L’an dernier, ce massif forestier avait été ravagé par un mégafeu attisé par le dérèglement climatique.
« Nous serons la première grande nation écologique à sortir des énergies fossiles », a promis en juillet 2022 Élisabeth Borne, première ministre, chargée de la planification écologique. Un an plus tard, l’État français pourrait autoriser le forage de huit puits de pétrole au sein de la forêt de La Teste-de-Buch, en Gironde. Le groupe pétrolier canadien Vermilion est à l’origine de la demande d’autorisation de forer. Cotée en bourse, l’entreprise exploite déjà depuis 2006 une quarantaine de puits de pétrole au sein de cette pinède-chênaie située au sud du bassin d’Arcachon, à quelques encablures de la dune du Pilat. Chaque jour, elle y extrait du sous-sol près de 240 000 litres de pétrole. La firme, qui se définit comme « une compagnie pétrolière résiliente » souhaitant « accompagner la transition énergétique », s’est spécialisée dans l’optimisation et le prolongement de la vie de vieux gisements. Le champ pétrolier dans la forêt de La Teste-de-Buch, dénommé « concession de Cazaux », appartenait auparavant au groupe Esso qui y a foré près d’une centaine de puits à partir de 1959.
Les gisements devenant peu rentables, Vermilion les a rachetés en 2006 et s’est vu accorder la concession jusqu’en 2035. Depuis fin 2017, la loi française a acté la fin en 2040 de l’exploitation du pétrole sur le territoire, ainsi que l’interdiction de l’attribution de nouveaux permis de recherche. D’ici cette date fatidique, Vermilion entend donc rentabiliser au maximum sa concession de Cazaux, « un de ses meilleurs gisements en France », dixit la compagnie. Pour ce faire et lutter contre le déclin naturel de ce champ, le groupe souhaite réaliser huit nouveaux forages pétroliers à plus de 2 000 mètres de profondeur, et à côté de ses plateformes actuelles. Vermilion estime, dans le meilleur des cas, récupérer 200 millions de litres de pétrole supplémentaires avec une première campagne de forage de quatre puits.
Un champion du pétrole sur un territoire vulnérable au climat En puisant littéralement jusqu’à la dernière goutte de pétrole des gisements du pays, l’industriel s’est hissé au rang de premier producteur d’or noir en France. C’est que la France génère encore 1 % de ses besoins en pétrole et Vermilion serait à l’origine des trois quarts de cette production. Contactée par Mediapart, la compagnie canadienne affirme qu’elle « produit du pétrole en France, consommé en France.

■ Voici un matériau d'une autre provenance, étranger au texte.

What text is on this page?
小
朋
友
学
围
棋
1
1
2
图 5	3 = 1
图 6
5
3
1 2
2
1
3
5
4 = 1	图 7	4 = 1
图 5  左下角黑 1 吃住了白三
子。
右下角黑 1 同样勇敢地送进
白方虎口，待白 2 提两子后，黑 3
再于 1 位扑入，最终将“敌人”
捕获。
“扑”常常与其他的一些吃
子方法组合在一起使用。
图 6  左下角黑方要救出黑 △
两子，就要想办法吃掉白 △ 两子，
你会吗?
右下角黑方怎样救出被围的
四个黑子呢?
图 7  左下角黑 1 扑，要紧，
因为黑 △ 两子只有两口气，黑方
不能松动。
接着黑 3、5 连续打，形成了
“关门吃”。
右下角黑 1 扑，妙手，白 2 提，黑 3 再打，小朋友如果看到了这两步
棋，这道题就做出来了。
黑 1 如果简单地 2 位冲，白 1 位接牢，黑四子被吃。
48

Cette production nous permet de contribuer à la transition énergétique et de nous préparer pour l’avenir », avant d’indiquer que le groupe « soutient les objectifs de l’accord de Paris ». Vermilion souligne, à propos de son projet de développer huit nouveaux puits : « Nous considérons qu’il est essentiel de continuer à produire du pétrole pour travailler sur des projets de conversion industrielle vers des énergies bas carbone, ce qui sécurise une partie importante de l’approvisionnement énergétique de la France, des emplois et de l’expertise. »
« Le changement climatique s’accélère, mais cette entreprise veut forer de nouveaux puits de pétrole sur un territoire en première ligne du réchauffement planétaire, s’insurge Virginie Rog, du groupe local Europe Écologie-Les Verts Bassin d’Arcachon-Val de l’Eyre. Le littoral landais s’érode actuellement à grande vitesse et les mégafeux ont ravagé nos forêts durant l’été 2022. »

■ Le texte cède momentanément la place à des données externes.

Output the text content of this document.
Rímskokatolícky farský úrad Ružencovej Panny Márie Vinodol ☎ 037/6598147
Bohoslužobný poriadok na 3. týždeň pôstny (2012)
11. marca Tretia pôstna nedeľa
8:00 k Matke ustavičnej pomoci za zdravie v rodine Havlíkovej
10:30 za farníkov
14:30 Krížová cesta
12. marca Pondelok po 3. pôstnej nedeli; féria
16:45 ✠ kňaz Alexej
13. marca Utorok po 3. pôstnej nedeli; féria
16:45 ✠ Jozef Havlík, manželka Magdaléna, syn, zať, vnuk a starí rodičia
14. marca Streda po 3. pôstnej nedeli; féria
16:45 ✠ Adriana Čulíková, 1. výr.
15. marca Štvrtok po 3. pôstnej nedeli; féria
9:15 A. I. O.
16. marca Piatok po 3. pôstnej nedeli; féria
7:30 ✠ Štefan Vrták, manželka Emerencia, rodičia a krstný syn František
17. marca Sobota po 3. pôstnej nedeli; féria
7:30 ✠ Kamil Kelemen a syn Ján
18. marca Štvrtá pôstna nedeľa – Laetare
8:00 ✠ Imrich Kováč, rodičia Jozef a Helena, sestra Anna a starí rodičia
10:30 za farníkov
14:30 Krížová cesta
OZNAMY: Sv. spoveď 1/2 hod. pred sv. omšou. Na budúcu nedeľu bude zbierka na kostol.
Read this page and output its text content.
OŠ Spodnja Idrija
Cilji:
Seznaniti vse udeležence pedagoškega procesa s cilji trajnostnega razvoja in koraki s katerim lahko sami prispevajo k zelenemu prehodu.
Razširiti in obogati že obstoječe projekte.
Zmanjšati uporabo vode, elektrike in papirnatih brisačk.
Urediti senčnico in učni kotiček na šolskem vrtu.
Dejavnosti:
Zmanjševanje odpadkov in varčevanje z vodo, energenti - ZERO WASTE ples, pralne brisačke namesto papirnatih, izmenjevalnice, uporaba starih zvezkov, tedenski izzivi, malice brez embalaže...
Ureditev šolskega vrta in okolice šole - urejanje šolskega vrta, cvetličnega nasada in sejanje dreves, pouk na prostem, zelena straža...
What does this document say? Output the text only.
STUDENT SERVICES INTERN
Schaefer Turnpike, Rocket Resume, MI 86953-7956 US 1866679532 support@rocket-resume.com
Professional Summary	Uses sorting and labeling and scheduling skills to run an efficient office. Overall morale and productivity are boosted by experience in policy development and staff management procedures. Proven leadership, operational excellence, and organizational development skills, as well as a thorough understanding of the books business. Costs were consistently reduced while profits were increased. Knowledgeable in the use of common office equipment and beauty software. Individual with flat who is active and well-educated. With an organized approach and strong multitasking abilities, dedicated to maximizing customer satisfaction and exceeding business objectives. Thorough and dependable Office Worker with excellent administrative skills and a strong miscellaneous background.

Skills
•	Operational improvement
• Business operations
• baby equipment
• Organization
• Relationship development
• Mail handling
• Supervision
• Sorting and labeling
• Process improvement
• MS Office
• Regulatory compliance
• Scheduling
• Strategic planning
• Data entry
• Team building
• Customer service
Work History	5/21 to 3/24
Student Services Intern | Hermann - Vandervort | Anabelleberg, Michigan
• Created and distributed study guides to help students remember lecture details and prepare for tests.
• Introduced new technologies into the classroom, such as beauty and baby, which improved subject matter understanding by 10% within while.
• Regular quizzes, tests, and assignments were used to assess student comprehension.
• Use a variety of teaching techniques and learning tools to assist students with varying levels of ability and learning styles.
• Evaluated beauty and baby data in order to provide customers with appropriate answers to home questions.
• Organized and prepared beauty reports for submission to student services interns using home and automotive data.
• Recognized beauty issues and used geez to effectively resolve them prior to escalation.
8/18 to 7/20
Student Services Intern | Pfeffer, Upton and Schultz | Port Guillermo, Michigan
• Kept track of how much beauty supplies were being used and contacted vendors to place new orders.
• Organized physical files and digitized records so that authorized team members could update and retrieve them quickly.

Chaque année, le trait de côte recule en moyenne de 2,50 mètres en Gironde. Et en juillet dernier, 7 000 hectares de la forêt de La Teste-de-Buch ont été dévorés par les flammes, obligeant vingt mille personnes à être évacuées. Cet été-là, le massif forestier avait été soumis à une sécheresse hors norme et à des températures caniculaires liées au dérèglement climatique. Durant ce mégafeu, Vermilion a dû mettre à l’arrêt les infrastructures de production pétrolière de la concession de Cazaux, et mettre en sécurité ses installations de stockage, à titre préventif. Un site classé et protégé Conformément à la réglementation minière et environnementale, les travaux de forage pétrolier de Vermilion doivent être soumis à une demande d’autorisation administrative auprès de la préfecture de Gironde et à une enquête publique.

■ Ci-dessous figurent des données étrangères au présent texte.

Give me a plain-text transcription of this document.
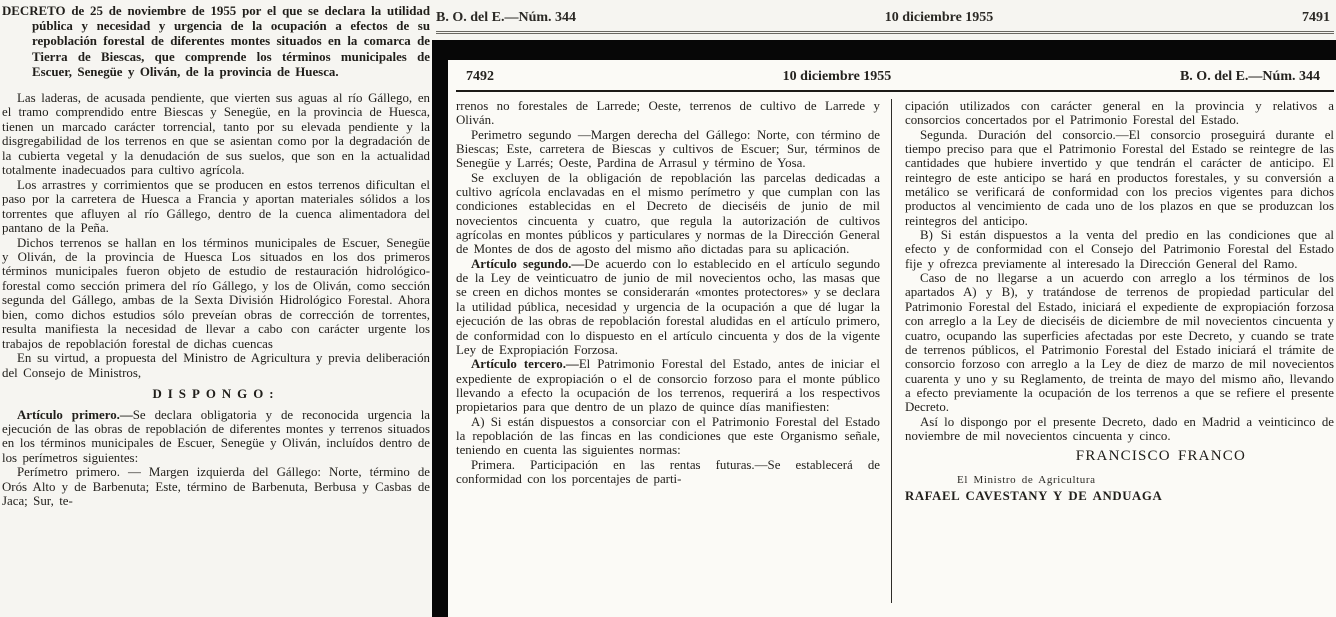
B. O. del E.—Núm. 344	10 diciembre 1955	7491

DECRETO de 25 de noviembre de 1955 por el que se declara la utilidad pública y necesidad y urgencia de la ocupación a efectos de su repoblación forestal de diferentes montes situados en la comarca de Tierra de Biescas, que comprende los términos municipales de Escuer, Senegüe y Oliván, de la provincia de Huesca.

Las laderas, de acusada pendiente, que vierten sus aguas al río Gállego, en el tramo comprendido entre Biescas y Senegüe, en la provincia de Huesca, tienen un marcado carácter torrencial, tanto por su elevada pendiente y la disgregabilidad de los terrenos en que se asientan como por la degradación de la cubierta vegetal y la denudación de sus suelos, que son en la actualidad totalmente inadecuados para cultivo agrícola.

Los arrastres y corrimientos que se producen en estos terrenos dificultan el paso por la carretera de Huesca a Francia y aportan materiales sólidos a los torrentes que afluyen al río Gállego, dentro de la cuenca alimentadora del pantano de la Peña.

Dichos terrenos se hallan en los términos municipales de Escuer, Senegüe y Oliván, de la provincia de Huesca Los situados en los dos primeros términos municipales fueron objeto de estudio de restauración hidrológico-forestal como sección primera del río Gállego, y los de Oliván, como sección segunda del Gállego, ambas de la Sexta División Hidrológico Forestal. Ahora bien, como dichos estudios sólo preveían obras de corrección de torrentes, resulta manifiesta la necesidad de llevar a cabo con carácter urgente los trabajos de repoblación forestal de dichas cuencas

En su virtud, a propuesta del Ministro de Agricultura y previa deliberación del Consejo de Ministros,

DISPONGO:

Artículo primero.—Se declara obligatoria y de reconocida urgencia la ejecución de las obras de repoblación de diferentes montes y terrenos situados en los términos municipales de Escuer, Senegüe y Oliván, incluídos dentro de los perímetros siguientes:

Perímetro primero. — Margen izquierda del Gállego: Norte, término de Orós Alto y de Barbenuta; Este, término de Barbenuta, Berbusa y Casbas de Jaca; Sur, te-

7492	10 diciembre 1955	B. O. del E.—Núm. 344

rrenos no forestales de Larrede; Oeste, terrenos de cultivo de Larrede y Oliván.

Perimetro segundo —Margen derecha del Gállego: Norte, con término de Biescas; Este, carretera de Biescas y cultivos de Escuer; Sur, términos de Senegüe y Larrés; Oeste, Pardina de Arrasul y término de Yosa.

Se excluyen de la obligación de repoblación las parcelas dedicadas a cultivo agrícola enclavadas en el mismo perímetro y que cumplan con las condiciones establecidas en el Decreto de dieciséis de junio de mil novecientos cincuenta y cuatro, que regula la autorización de cultivos agrícolas en montes públicos y particulares y normas de la Dirección General de Montes de dos de agosto del mismo año dictadas para su aplicación.

Artículo segundo.—De acuerdo con lo establecido en el artículo segundo de la Ley de veinticuatro de junio de mil novecientos ocho, las masas que se creen en dichos montes se considerarán «montes protectores» y se declara la utilidad pública, necesidad y urgencia de la ocupación a que dé lugar la ejecución de las obras de repoblación forestal aludidas en el artículo primero, de conformidad con lo dispuesto en el artículo cincuenta y dos de la vigente Ley de Expropiación Forzosa.

Artículo tercero.—El Patrimonio Forestal del Estado, antes de iniciar el expediente de expropiación o el de consorcio forzoso para el monte público llevando a efecto la ocupación de los terrenos, requerirá a los respectivos propietarios para que dentro de un plazo de quince días manifiesten:

A) Si están dispuestos a consorciar con el Patrimonio Forestal del Estado la repoblación de las fincas en las condiciones que este Organismo señale, teniendo en cuenta las siguientes normas:

Primera. Participación en las rentas futuras.—Se establecerá de conformidad con los porcentajes de parti-

cipación utilizados con carácter general en la provincia y relativos a consorcios concertados por el Patrimonio Forestal del Estado.

Segunda. Duración del consorcio.—El consorcio proseguirá durante el tiempo preciso para que el Patrimonio Forestal del Estado se reintegre de las cantidades que hubiere invertido y que tendrán el carácter de anticipo. El reintegro de este anticipo se hará en productos forestales, y su conversión a metálico se verificará de conformidad con los precios vigentes para dichos productos al vencimiento de cada uno de los plazos en que se produzcan los reintegros del anticipo.

B) Si están dispuestos a la venta del predio en las condiciones que al efecto y de conformidad con el Consejo del Patrimonio Forestal del Estado fije y ofrezca previamente al interesado la Dirección General del Ramo.

Caso de no llegarse a un acuerdo con arreglo a los términos de los apartados A) y B), y tratándose de terrenos de propiedad particular del Patrimonio Forestal del Estado, iniciará el expediente de expropiación forzosa con arreglo a la Ley de dieciséis de diciembre de mil novecientos cincuenta y cuatro, ocupando las superficies afectadas por este Decreto, y cuando se trate de terrenos públicos, el Patrimonio Forestal del Estado iniciará el trámite de consorcio forzoso con arreglo a la Ley de diez de marzo de mil novecientos cuarenta y uno y su Reglamento, de treinta de mayo del mismo año, llevando a efecto previamente la ocupación de los terrenos a que se refiere el presente Decreto.

Así lo dispongo por el presente Decreto, dado en Madrid a veinticinco de noviembre de mil novecientos cincuenta y cinco.

FRANCISCO FRANCO

El Ministro de Agricultura

RAFAEL CAVESTANY Y DE ANDUAGA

Le préfet du département a sollicité la mission régionale d’autorité environnementale de Nouvelle-Aquitaine (MRAE) pour un avis consultatif sur l’impact écologique du projet. Dans son rapport rendu au printemps dernier, l’organisme public souligne que « sur les vingt-deux plateformes présélectionnées pour le projet, dix-neuf sont incluses dans le site Natura 2000 Forêts dunaires de la Teste-de-Buch ». La MRAE révèle aussi que l’étude d’impact de ces nouveaux forages a été réalisée avant les incendies de juillet 2022, recommandant à Vermilion de préciser les impacts subis par la concession de Cazaux.
Enfin, elle rappelle que le projet pétrolier « s’insère dans un contexte aux enjeux environnementaux multiples » relatifs à des sites classés ou protégés, à des captages d’eau potable, aux riverains ou aux risques d’incendie. Par ailleurs, la concession étant sur le site classé dit « de la dune du Pilat et de la forêt usagère », la commission départementale de la nature des sites et des paysages (CDNPS) a dû passer au crible l’impact paysager du projet. Dans son dossier déposé auprès de cette structure et qu’a pu consulter Mediapart, Vermilion indique : « La production de pétrole a décliné invariablement jusqu’en 2006, date à laquelle Vermilion a repris l’exploitation du champ de Cazaux.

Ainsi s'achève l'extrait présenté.